C'est d'ailleurs de par cette coutume que les grands camps militaires sont entourés d'une forêt de pêchés qui fleurissent au printemps et murissent en été.
C'est ça le monde de Gratur, un beau monde, avec ses tristesses, mais un beau monde tout de même.
Logelhof
Où en étais-je ? Je vous avait parlé de Gratur, de sa naissance, de... de... de son hameau, Forgefer, puis après je m'étais égaré. Oui, je sait, excusez moi, je m'égare souvent, il faut dire que ce monde est si beau qu'il y est dur de vous y conter une histoire sans dériver sur la beauté du vol d'un papillon ou du chant d'un oiseau.
Forgefer est donc le hameau ou vivait Logelhof, un jeune forgeron ambitieux qui rêvait de devenir le meilleur forgeron de Gratur. Un rêve de jeune homme. Né de parents forgerons, car la forge n'était pas réservée aux hommes, il vivait paisiblement comme tant de gens dans sa magnifique contrée. Il se levait tôt, tout les matins, pour pouvoir contempler le lever du soleil sur les hautes montagnes qui couvaient chaudement le petit hameau. Il partait ensuite, la matinée, découvrir et redécouvrir la grande forêt de chênes qui s'érigeait non loin, hautes et calmes, bercées par le chant des oiseaux. Et chaque fois, il découvrait et redécouvrait le petit ruisseau à l'eau claire et douce qui y coulait entre les arbres. Puis il allait silencieusement marcher dans la foret de pêchés familiale pour, même s'il n'avait connut aucune des personnes qui s'y trouvaient, leur porter hommage. Puis il rentrait à la maison pour manger le repas du midi, chaud et fumant, goûteux surtout. Il passait ensuite son après midi dans la forge à travailler le fer chaud qu'il battait, modelait, et affinait à sa guise. Il devait généralement faire des fers pour les chevaux ou des outils pour les fermes. Il n'avait fait que deux épées de toute sa vie, la guerre étant tout de même rare dans le monde de Gratur, et il ne s'en plaignait pas. Mais, au fond de son cœur, il voulait partir, voir le reste du monde, et c'est ce qu'il fit. C'est en tout cas l'histoire qu'il m'a raconté lorsque je l'ai vu, marchant sur le chemin.

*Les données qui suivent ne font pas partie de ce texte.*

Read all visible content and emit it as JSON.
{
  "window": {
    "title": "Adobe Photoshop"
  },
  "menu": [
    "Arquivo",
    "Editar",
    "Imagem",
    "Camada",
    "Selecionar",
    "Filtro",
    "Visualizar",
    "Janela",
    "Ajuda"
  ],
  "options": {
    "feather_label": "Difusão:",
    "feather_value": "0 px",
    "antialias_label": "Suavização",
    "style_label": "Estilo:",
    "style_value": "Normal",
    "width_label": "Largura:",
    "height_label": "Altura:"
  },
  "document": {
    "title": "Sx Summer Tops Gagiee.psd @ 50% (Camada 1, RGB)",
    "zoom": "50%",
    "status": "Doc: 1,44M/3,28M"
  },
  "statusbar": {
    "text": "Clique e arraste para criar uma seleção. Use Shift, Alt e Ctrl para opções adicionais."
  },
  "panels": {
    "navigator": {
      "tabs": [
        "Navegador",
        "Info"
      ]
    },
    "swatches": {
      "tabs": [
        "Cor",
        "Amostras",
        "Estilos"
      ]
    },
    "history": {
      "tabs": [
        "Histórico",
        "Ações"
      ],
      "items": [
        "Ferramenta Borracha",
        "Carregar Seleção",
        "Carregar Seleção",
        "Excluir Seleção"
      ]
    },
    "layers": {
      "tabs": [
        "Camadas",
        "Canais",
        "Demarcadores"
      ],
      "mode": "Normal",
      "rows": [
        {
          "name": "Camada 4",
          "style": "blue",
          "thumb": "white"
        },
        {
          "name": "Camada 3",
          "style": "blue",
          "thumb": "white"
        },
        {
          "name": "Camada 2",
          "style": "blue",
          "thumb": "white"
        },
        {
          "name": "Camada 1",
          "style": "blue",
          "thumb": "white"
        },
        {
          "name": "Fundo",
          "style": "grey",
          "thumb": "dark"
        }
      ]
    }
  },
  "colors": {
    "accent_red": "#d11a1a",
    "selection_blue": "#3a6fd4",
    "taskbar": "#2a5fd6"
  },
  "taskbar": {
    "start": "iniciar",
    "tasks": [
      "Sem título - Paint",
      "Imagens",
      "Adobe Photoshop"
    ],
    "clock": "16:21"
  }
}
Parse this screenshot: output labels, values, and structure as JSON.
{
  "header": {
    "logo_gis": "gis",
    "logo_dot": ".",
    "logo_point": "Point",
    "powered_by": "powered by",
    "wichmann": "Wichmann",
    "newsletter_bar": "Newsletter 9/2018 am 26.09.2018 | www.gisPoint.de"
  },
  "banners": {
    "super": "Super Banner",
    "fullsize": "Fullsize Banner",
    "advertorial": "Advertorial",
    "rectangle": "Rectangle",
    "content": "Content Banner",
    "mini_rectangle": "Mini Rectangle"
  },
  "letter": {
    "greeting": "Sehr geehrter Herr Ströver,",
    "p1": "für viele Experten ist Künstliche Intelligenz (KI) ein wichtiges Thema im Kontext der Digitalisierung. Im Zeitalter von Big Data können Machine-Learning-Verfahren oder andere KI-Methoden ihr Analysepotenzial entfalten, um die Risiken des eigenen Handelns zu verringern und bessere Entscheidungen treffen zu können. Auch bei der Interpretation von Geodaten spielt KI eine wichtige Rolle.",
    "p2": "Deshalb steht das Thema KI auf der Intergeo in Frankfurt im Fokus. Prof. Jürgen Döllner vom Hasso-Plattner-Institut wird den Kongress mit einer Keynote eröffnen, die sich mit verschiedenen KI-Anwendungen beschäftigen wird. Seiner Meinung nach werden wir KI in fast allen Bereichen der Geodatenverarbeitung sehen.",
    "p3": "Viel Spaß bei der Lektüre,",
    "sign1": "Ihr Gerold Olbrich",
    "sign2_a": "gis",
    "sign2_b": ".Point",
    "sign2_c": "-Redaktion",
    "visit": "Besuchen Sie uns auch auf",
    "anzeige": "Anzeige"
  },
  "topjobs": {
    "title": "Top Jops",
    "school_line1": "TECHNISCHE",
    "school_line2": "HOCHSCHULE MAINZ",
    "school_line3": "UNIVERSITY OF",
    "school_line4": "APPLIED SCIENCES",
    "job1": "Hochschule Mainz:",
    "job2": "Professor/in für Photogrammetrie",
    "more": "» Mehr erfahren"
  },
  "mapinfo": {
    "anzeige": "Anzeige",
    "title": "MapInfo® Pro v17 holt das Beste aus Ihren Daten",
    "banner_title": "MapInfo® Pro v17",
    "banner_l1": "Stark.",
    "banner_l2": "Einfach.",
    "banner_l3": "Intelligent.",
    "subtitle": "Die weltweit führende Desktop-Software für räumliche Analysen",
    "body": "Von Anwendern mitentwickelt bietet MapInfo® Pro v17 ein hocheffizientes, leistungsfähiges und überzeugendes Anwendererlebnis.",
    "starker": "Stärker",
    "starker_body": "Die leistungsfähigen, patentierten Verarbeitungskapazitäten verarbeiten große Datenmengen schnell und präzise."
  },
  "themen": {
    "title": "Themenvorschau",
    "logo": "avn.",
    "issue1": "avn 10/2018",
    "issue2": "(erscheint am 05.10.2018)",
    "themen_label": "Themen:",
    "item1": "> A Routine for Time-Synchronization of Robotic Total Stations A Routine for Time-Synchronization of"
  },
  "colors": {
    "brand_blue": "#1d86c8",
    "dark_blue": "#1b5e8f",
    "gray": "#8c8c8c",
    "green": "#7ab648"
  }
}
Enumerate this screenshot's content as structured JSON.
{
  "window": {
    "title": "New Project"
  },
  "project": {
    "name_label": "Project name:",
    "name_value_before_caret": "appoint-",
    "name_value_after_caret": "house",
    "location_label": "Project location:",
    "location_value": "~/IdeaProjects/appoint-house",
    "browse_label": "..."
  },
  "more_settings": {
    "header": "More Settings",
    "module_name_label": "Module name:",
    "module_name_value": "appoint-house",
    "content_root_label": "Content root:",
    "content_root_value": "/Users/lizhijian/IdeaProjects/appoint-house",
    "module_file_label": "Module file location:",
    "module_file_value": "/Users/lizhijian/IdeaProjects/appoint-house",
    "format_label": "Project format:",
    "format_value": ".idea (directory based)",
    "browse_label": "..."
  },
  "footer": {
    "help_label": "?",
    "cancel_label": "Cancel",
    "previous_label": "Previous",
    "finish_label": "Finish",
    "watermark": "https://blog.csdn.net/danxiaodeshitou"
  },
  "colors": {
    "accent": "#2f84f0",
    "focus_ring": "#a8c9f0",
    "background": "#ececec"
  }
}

Mais au fond de vous, je sait que vous vous demandez qui je suis.
Moi ? Qui suis-je ? Disons le simplement, car j'aime les choses simples. Je suis un marcheur, un conteur du monde de Gratur, je suis le sentier comme je suis le fil de ma vie, et je l'aime. Vous en saurez peut être bientôt plus sur moi, mais je ne sait pas si je vous connait assez pour vous conter mon histoire. Peut être viendra elle clore mes aventures, peut être viendra elle en ouvrir de nouvelles, qui sait ? Bon, je vous en toucherais quelques mots pendant nos promenade, mais je ne me sent pas à la continuer. Maintenant, si vous le voulez bien, marchons ensemble.
Pendant ce temps, que fraisais-je ? Je marchais, je suivais le petit sentier de pierre avec mon nouveau compagnon, Logelhof. Il etais bavard et silencieux, rieur et morose, bref, c'etait un garçon que j'appréciait.
"Et toi, où vas tu ?"
La question était venue de lui. Elle était calme, posée, enrobée dans un ton ni trop gai, ni trop triste, juste comme il le fallait.
"Où, je ne saurais te le dire. Je vais, j'ère joyeusement. J'aspire à voir les montagnes comme à leurs premiers jours, hautes, majestueuses, fières. J'aspire à visiter les forêts de ce monde pendant une saison de printemps. J'aspire à contempler biches et oiseaux vivant paisiblement en ce monde paisible. Tout cela je l'ai déjà fait mille fois, mais j'aspire à le refaire, encore et encore.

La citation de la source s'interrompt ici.